The Uribana prison is believed to hold about 2,500 inmates.

National Guard troops moved inside the facility in a bid to completely put down the uprising, law enforcement sources said.

Opposition parties immediately accused the government of exercising lax control over the prison system.

“Who will they blame for this massacre this time around?” the opposition leader and former presidential candidate Henrique Capriles wrote on Twitter. He also called the government “incapable and irresponsible.”

Humberto Prado, head of the non-governmental Venezuelan Prison Monitoring Organisation, said the government “had failed to take responsibility for the events” and instead was “piling blame on the media.”

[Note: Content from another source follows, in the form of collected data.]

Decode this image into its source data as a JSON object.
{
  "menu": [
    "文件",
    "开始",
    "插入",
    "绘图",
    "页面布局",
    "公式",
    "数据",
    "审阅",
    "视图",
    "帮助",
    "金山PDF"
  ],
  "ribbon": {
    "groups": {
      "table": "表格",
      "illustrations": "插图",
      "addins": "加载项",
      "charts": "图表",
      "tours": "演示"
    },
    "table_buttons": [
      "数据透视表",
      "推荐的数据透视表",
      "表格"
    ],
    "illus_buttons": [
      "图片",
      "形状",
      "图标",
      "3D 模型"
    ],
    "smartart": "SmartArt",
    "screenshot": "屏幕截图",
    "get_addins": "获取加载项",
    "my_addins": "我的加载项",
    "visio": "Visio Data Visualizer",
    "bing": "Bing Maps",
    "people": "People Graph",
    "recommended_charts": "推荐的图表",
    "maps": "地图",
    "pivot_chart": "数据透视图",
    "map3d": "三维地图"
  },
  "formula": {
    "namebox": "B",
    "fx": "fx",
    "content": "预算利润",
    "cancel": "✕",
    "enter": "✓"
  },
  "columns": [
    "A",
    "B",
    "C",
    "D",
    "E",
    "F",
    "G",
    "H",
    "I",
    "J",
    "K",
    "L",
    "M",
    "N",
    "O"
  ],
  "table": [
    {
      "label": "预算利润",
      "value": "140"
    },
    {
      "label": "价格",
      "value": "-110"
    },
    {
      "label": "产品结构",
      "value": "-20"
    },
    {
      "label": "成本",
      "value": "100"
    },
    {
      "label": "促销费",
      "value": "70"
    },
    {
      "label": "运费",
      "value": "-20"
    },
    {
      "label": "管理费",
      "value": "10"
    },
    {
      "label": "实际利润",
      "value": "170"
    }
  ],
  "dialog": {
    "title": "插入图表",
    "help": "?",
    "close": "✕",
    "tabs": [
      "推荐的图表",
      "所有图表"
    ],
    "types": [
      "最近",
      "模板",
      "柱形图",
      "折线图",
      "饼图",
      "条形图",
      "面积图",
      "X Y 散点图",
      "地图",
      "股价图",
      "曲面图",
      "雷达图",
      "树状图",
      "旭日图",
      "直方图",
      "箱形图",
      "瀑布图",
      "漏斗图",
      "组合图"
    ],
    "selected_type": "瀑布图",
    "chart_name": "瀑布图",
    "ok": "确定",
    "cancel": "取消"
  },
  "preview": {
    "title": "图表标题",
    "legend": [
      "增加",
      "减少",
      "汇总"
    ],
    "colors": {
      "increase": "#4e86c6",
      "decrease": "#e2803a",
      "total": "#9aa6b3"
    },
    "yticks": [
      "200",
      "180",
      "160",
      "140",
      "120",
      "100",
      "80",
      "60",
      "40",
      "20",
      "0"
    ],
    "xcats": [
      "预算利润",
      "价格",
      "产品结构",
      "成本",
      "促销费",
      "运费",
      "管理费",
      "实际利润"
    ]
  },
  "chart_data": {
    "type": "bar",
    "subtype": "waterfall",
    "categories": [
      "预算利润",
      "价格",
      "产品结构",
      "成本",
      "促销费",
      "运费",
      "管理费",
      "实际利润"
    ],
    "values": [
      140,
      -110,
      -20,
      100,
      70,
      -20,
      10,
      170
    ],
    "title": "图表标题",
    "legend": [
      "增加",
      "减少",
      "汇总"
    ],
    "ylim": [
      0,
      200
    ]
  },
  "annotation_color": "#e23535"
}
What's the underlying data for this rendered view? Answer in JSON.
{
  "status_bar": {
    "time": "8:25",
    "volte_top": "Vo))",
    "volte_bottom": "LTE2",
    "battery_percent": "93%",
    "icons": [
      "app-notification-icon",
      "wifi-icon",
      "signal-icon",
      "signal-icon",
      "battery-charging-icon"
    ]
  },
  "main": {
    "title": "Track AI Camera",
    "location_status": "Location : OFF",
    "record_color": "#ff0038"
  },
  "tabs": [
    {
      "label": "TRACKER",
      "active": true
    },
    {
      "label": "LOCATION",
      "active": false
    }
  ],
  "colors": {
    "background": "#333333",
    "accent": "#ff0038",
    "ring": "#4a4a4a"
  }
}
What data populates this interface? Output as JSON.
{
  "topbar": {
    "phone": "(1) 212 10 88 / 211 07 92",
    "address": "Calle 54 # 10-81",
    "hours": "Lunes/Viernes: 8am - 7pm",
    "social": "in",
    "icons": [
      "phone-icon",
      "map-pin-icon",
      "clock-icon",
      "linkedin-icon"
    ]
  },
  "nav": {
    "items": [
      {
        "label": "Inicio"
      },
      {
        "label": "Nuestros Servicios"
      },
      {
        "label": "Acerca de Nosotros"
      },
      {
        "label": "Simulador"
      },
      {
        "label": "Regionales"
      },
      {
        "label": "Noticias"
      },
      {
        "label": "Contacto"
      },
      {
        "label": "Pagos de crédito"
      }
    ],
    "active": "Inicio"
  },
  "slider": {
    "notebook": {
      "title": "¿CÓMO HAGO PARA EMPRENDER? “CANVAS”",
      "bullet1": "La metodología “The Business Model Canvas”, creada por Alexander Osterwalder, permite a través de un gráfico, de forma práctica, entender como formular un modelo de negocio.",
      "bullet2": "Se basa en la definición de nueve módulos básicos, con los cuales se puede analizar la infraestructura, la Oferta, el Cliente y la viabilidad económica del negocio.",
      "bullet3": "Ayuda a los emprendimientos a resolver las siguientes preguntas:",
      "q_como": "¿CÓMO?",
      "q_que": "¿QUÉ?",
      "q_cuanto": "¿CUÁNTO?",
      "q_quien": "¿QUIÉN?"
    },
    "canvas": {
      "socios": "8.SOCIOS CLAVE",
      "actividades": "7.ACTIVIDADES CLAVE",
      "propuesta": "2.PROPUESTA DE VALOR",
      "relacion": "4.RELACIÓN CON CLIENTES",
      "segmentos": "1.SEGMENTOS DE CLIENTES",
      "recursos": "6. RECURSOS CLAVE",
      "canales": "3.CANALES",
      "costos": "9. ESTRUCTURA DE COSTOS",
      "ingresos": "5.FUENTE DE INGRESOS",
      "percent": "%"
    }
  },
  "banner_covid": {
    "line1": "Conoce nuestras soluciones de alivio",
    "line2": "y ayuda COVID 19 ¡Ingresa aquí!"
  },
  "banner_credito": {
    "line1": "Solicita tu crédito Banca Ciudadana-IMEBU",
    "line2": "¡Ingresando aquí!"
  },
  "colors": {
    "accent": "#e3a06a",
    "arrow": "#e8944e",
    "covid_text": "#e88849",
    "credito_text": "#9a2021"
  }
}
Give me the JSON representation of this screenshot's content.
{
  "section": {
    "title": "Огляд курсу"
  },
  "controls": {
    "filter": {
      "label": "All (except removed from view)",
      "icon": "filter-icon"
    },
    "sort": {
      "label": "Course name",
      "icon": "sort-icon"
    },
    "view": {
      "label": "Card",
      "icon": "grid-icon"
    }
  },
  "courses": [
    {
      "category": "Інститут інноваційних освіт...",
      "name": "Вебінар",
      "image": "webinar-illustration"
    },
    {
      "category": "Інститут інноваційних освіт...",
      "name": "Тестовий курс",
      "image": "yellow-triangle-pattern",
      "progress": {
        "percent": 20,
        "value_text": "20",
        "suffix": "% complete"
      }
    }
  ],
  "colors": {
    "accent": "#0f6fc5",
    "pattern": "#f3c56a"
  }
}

Venezuela is notorious for the poor state of its prisons, which suffer from some of the most staggeringly high levels of overcrowding in Latin America.

Originally built to house 14,000 inmates, the country's prisons now hold almost 50,000 people, often with low sanitary standards and high levels of violence.

In August 2012, at least 25 people were killed and 43 wounded during a clash between rival gangs in Yare I prison near Caracas. In June 2011, dozens died in a riot that erupted at El Rodeo prison.